As drugs are legalized, officials could also prioritize victims of the drug war for licenses to legally sell drugs. Oakland, California’s “Cannabis Equity Program” provides a prime example. And finally, to the extent that drug policy had negative externalities that harmed entire communities, officials could invest in those communities by targeting the provision of public goods to those places.
It is worth noting that the case for drug war reparations applies to other policies. Many criminals have been wrongfully convicted because they have not performed any actions that violated others’ enforceable rights—examples include sex workers, immigrants, unlicensed hairdressers, and more. The criminal law, properly constrained and parsimoniously applied, would radically reduce criminal liability, as outlined by Douglas Husak in Overcriminalization: The Limits of Critical Law.
A policy of reparations would discourage public officials from passing unjust laws, prosecuting nonviolent offenders, and incarcerating innocent people.

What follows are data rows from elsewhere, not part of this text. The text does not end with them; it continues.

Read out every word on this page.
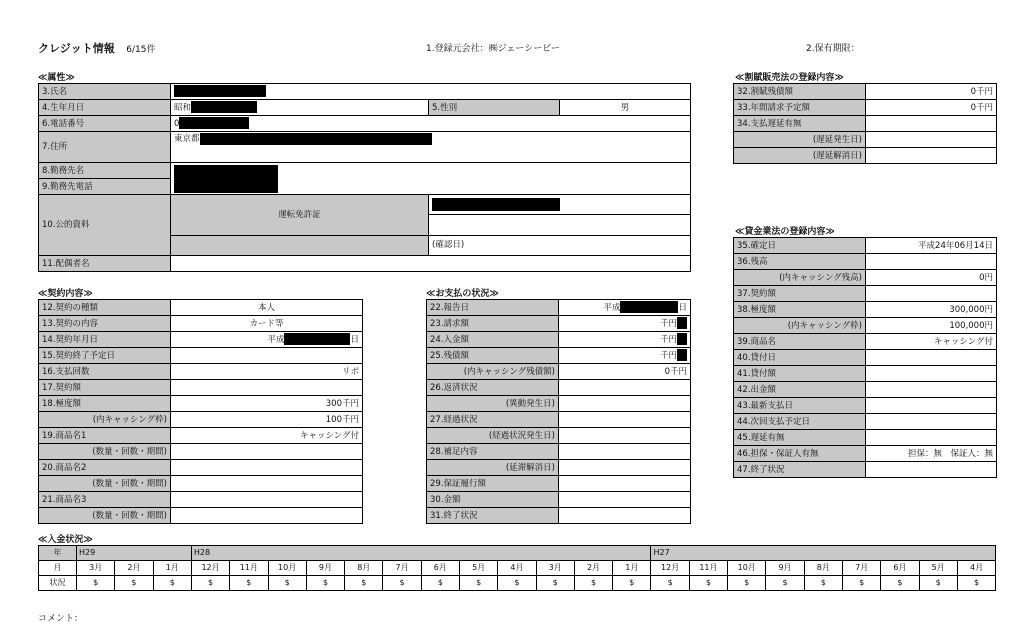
クレジット情報 6/15件	1.登録元会社：㈱ジェーシービー	2.保有期限：
≪属性≫
3.氏名			
4.生年月日	昭和	5.性別	男
6.電話番号	0		
7.住所	東京都		
8.勤務先名			
9.勤務先電話			
10.公的資料	運転免許証		

		(確認日)	
11.配偶者名			
≪割賦販売法の登録内容≫
32.割賦残債額	0千円
33.年間請求予定額	0千円
34.支払遅延有無	
(遅延発生日)	
(遅延解消日)	
≪契約内容≫
12.契約の種類	本人
13.契約の内容	カード等
14.契約年月日	平成 日
15.契約終了予定日	
16.支払回数	リボ
17.契約額	
18.極度額	300千円
(内キャッシング枠)	100千円
19.商品名1	キャッシング付
(数量・回数・期間)	
20.商品名2	
(数量・回数・期間)	
21.商品名3	
(数量・回数・期間)	
≪お支払の状況≫
22.報告日	平成 日
23.請求額	千円
24.入金額	千円
25.残債額	千円
(内キャッシング残債額)	0千円
26.返済状況	
(異動発生日)	
27.経過状況	
(経過状況発生日)	
28.補足内容	
(延滞解消日)	
29.保証履行額	
30.金額	
31.終了状況	
≪貸金業法の登録内容≫
35.確定日	平成24年06月14日
36.残高	
(内キャッシング残高)	0円
37.契約額	
38.極度額	300,000円
(内キャッシング枠)	100,000円
39.商品名	キャッシング付
40.貸付日	
41.貸付額	
42.出金額	
43.最新支払日	
44.次回支払予定日	
45.遅延有無	
46.担保・保証人有無	担保：無　保証人：無
47.終了状況	
≪入金状況≫
年	H29			H28												H27								
月	3月	2月	1月	12月	11月	10月	9月	8月	7月	6月	5月	4月	3月	2月	1月	12月	11月	10月	9月	8月	7月	6月	5月	4月
状況	$	$	$	$	$	$	$	$	$	$	$	$	$	$	$	$	$	$	$	$	$	$	$	$
コメント：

Though it may be infeasible to compensate every victim of wrongful conviction, the prospect of compensation should deter officials’ excessive criminalization and regulation of citizens’ permissible choices. And given the destruction wrought by drug prohibition, drug war reparations ought to be a top policy priority.
Conclusion
People on the left and the right can find common ground on the issue of drug war reparations. For progressives, this proposal would result in a state-financed distribution of resources to disadvantaged communities, and it would promote social equality between formerly incarcerated people and their fellow citizens. For conservatives who tout the value of small business ownership, drug war reparations would provide economic support to entrepreneurs previously harmed by excessive governmental regulation. And for libertarians, the case for reparations begins by appealing to the moral importance of self-ownership and the conviction that public officials should be held morally accountable for unjust polices.
Today, there is little accountability for public officials who enforce unjust laws that destroy people’s lives through incarceration. The payment of reparations to drug offenders represents a promising first step on the path to real criminal justice reform, which requires publicly acknowledging and compensating for the harms associated with the drug war.